Hertz S M, Brener B J
Department of Surgery, Newark Beth Israel Medical Center, NJ 07112, USA.
J Vasc Surg. 1997 Dec;26(6):913-6; discussion 916-8. doi: 10.1016/s0741-5214(97)70002-8.
Ultrasound-guided compression of femoral pseudoaneurysms has often obviated the need for open operative repair. Increasing use of percutaneous interventional cardiac procedures has created pseudoaneurysms with a large-caliber arterial defect, often in patients who are placed immediately on anticoagulation therapy. This report describes the prospectively collected information from our vascular laboratory regarding ultrasound-guided compression of these pseudoaneurysms after cardiac procedures, both interventional and diagnostic.
Since March 1994 prospective data collection for patients who have undergone pseudoaneurysm compression in our vascular laboratory has recorded information including cardiac procedure, size of catheter or sheath, coagulation parameters, pseudoaneurysm size and location, and time to compression. Forty-one patients underwent attempted ultrasound-guided pseudoaneurysm compression after cardiac procedures: 19 after cardiac catheterization alone, seven after angioplasty, one after atherectomy, two after insertion and subsequent removal of an intraaortic balloon pump, and 12 after coronary stenting.
Compression was successful overall in 88% of the patients (36 of 41). Successful compression of the pseudoaneurysm was seen in 95% after catheterization alone, 100% after angioplasty, 100% after atherectomy, and 100% after intraaortic balloon pumping, as compared with 67% after stenting (eight of 12 vs 28 of 29; p = 0.02). A sheath size of 9F or greater was a significant factor in predicting unsuccessful compression (three of eight vs two of 33; p = 0.04). Abnormal coagulation parameters were present in 20 of the 41 patients and was not significantly different in patients who were successfully or unsuccessfully treated (four of five vs 16 of 36; p = 0.40).
Pseudoaneurysms after cardiac procedures and interventions can often be successfully compressed with an ultrasound-guided technique.
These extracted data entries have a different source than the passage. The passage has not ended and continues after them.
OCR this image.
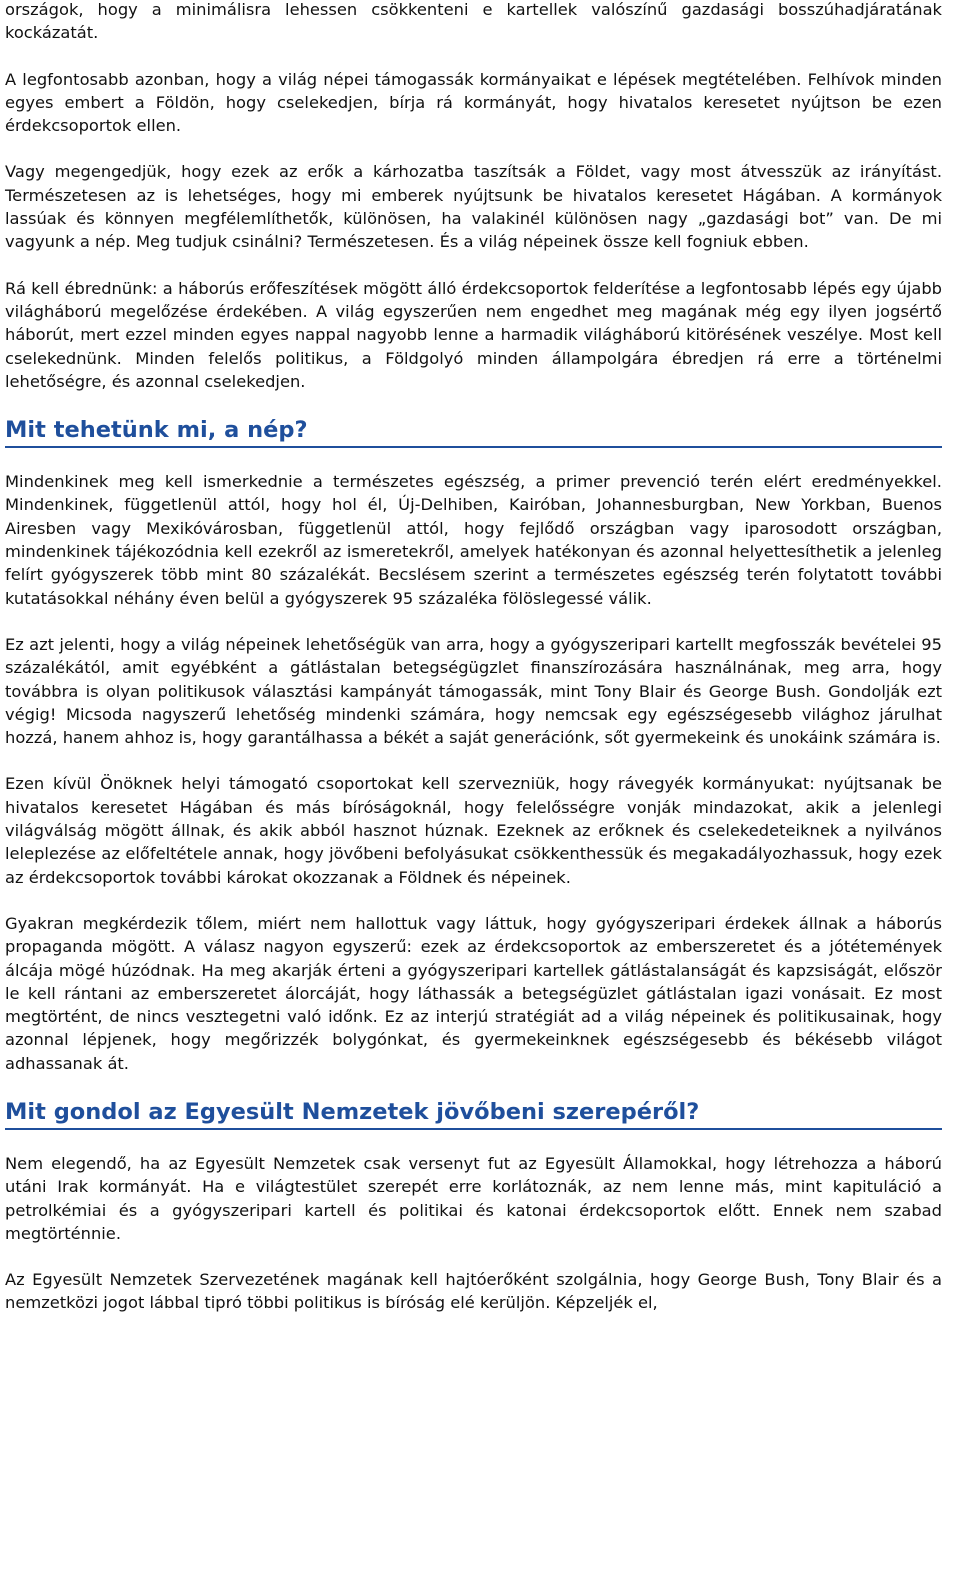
országok, hogy a minimálisra lehessen csökkenteni e kartellek valószínű gazdasági bosszúhadjáratának kockázatát.

A legfontosabb azonban, hogy a világ népei támogassák kormányaikat e lépések megtételében. Felhívok minden egyes embert a Földön, hogy cselekedjen, bírja rá kormányát, hogy hivatalos keresetet nyújtson be ezen érdekcsoportok ellen.

Vagy megengedjük, hogy ezek az erők a kárhozatba taszítsák a Földet, vagy most átvesszük az irányítást. Természetesen az is lehetséges, hogy mi emberek nyújtsunk be hivatalos keresetet Hágában. A kormányok lassúak és könnyen megfélemlíthetők, különösen, ha valakinél különösen nagy „gazdasági bot” van. De mi vagyunk a nép. Meg tudjuk csinálni? Természetesen. És a világ népeinek össze kell fogniuk ebben.

Rá kell ébrednünk: a háborús erőfeszítések mögött álló érdekcsoportok felderítése a legfontosabb lépés egy újabb világháború megelőzése érdekében. A világ egyszerűen nem engedhet meg magának még egy ilyen jogsértő háborút, mert ezzel minden egyes nappal nagyobb lenne a harmadik világháború kitörésének veszélye. Most kell cselekednünk. Minden felelős politikus, a Földgolyó minden állampolgára ébredjen rá erre a történelmi lehetőségre, és azonnal cselekedjen.

Mit tehetünk mi, a nép?

Mindenkinek meg kell ismerkednie a természetes egészség, a primer prevenció terén elért eredményekkel. Mindenkinek, függetlenül attól, hogy hol él, Új-Delhiben, Kairóban, Johannesburgban, New Yorkban, Buenos Airesben vagy Mexikóvárosban, függetlenül attól, hogy fejlődő országban vagy iparosodott országban, mindenkinek tájékozódnia kell ezekről az ismeretekről, amelyek hatékonyan és azonnal helyettesíthetik a jelenleg felírt gyógyszerek több mint 80 százalékát. Becslésem szerint a természetes egészség terén folytatott további kutatásokkal néhány éven belül a gyógyszerek 95 százaléka fölöslegessé válik.

Ez azt jelenti, hogy a világ népeinek lehetőségük van arra, hogy a gyógyszeripari kartellt megfosszák bevételei 95 százalékától, amit egyébként a gátlástalan betegségügzlet finanszírozására használnának, meg arra, hogy továbbra is olyan politikusok választási kampányát támogassák, mint Tony Blair és George Bush. Gondolják ezt végig! Micsoda nagyszerű lehetőség mindenki számára, hogy nemcsak egy egészségesebb világhoz járulhat hozzá, hanem ahhoz is, hogy garantálhassa a békét a saját generációnk, sőt gyermekeink és unokáink számára is.

Ezen kívül Önöknek helyi támogató csoportokat kell szervezniük, hogy rávegyék kormányukat: nyújtsanak be hivatalos keresetet Hágában és más bíróságoknál, hogy felelősségre vonják mindazokat, akik a jelenlegi világválság mögött állnak, és akik abból hasznot húznak. Ezeknek az erőknek és cselekedeteiknek a nyilvános leleplezése az előfeltétele annak, hogy jövőbeni befolyásukat csökkenthessük és megakadályozhassuk, hogy ezek az érdekcsoportok további károkat okozzanak a Földnek és népeinek.

Gyakran megkérdezik tőlem, miért nem hallottuk vagy láttuk, hogy gyógyszeripari érdekek állnak a háborús propaganda mögött. A válasz nagyon egyszerű: ezek az érdekcsoportok az emberszeretet és a jótétemények álcája mögé húzódnak. Ha meg akarják érteni a gyógyszeripari kartellek gátlástalanságát és kapzsiságát, először le kell rántani az emberszeretet álorcáját, hogy láthassák a betegségüzlet gátlástalan igazi vonásait. Ez most megtörtént, de nincs vesztegetni való időnk. Ez az interjú stratégiát ad a világ népeinek és politikusainak, hogy azonnal lépjenek, hogy megőrizzék bolygónkat, és gyermekeinknek egészségesebb és békésebb világot adhassanak át.

Mit gondol az Egyesült Nemzetek jövőbeni szerepéről?

Nem elegendő, ha az Egyesült Nemzetek csak versenyt fut az Egyesült Államokkal, hogy létrehozza a háború utáni Irak kormányát. Ha e világtestület szerepét erre korlátoznák, az nem lenne más, mint kapituláció a petrolkémiai és a gyógyszeripari kartell és politikai és katonai érdekcsoportok előtt. Ennek nem szabad megtörténnie.

Az Egyesült Nemzetek Szervezetének magának kell hajtóerőként szolgálnia, hogy George Bush, Tony Blair és a nemzetközi jogot lábbal tipró többi politikus is bíróság elé kerüljön. Képzeljék el,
The presence of abnormal coagulation parameters was not identified as a risk factor for compression failure and should not dissuade attempted compression. Stent placement was more likely to result in unsuccessful compression, and this appeared to be a result of the larger size of the arterial defect. Even in this setting, compression achieved obliteration of the pseudoaneurysm in more than half of the patients.
超声引导下压迫股动脉假性动脉瘤常常避免了开放性手术修复的必要性。经皮介入性心脏手术的使用增加,导致出现了大口径动脉缺损的假性动脉瘤,这类患者通常立即接受抗凝治疗。本报告描述了我们血管实验室前瞻性收集的关于心脏手术后(包括介入性和诊断性手术)这些假性动脉瘤超声引导下压迫的信息。
自1994年3月以来,我们血管实验室对接受假性动脉瘤压迫的患者进行前瞻性数据收集,记录的信息包括心脏手术、导管或鞘管的尺寸、凝血参数、假性动脉瘤的大小和位置以及压迫时间。41例患者在心脏手术后尝试进行超声引导下假性动脉瘤压迫:19例仅在心脏导管检查后,7例在血管成形术后,1例在旋切术后,2例在插入并随后移除主动脉内球囊泵后,12例在冠状动脉支架置入术后。
总体而言,88%的患者(41例中的36例)压迫成功。仅导管检查后假性动脉瘤压迫成功的比例为95%,血管成形术后为100%,旋切术后为100%,主动脉内球囊泵置入术后为100%,而支架置入术后为67%(12例中的8例对29例中的28例;p = 0.02)。鞘管尺寸为9F或更大是预测压迫失败的一个重要因素(8例中的3例对33例中的2例;p = 0.04)。41例患者中有20例存在异常凝血参数,成功或失败治疗的患者之间无显著差异(5例中的4例对36例中的16例;p = 0.40)。
心脏手术和介入术后的假性动脉瘤通常可以通过超声引导技术成功压迫。异常凝血参数的存在未被确定为压迫失败的危险因素,不应妨碍尝试进行压迫。支架置入更有可能导致压迫失败,这似乎是动脉缺损较大的结果。即使在这种情况下,压迫仍使超过一半的患者假性动脉瘤闭塞。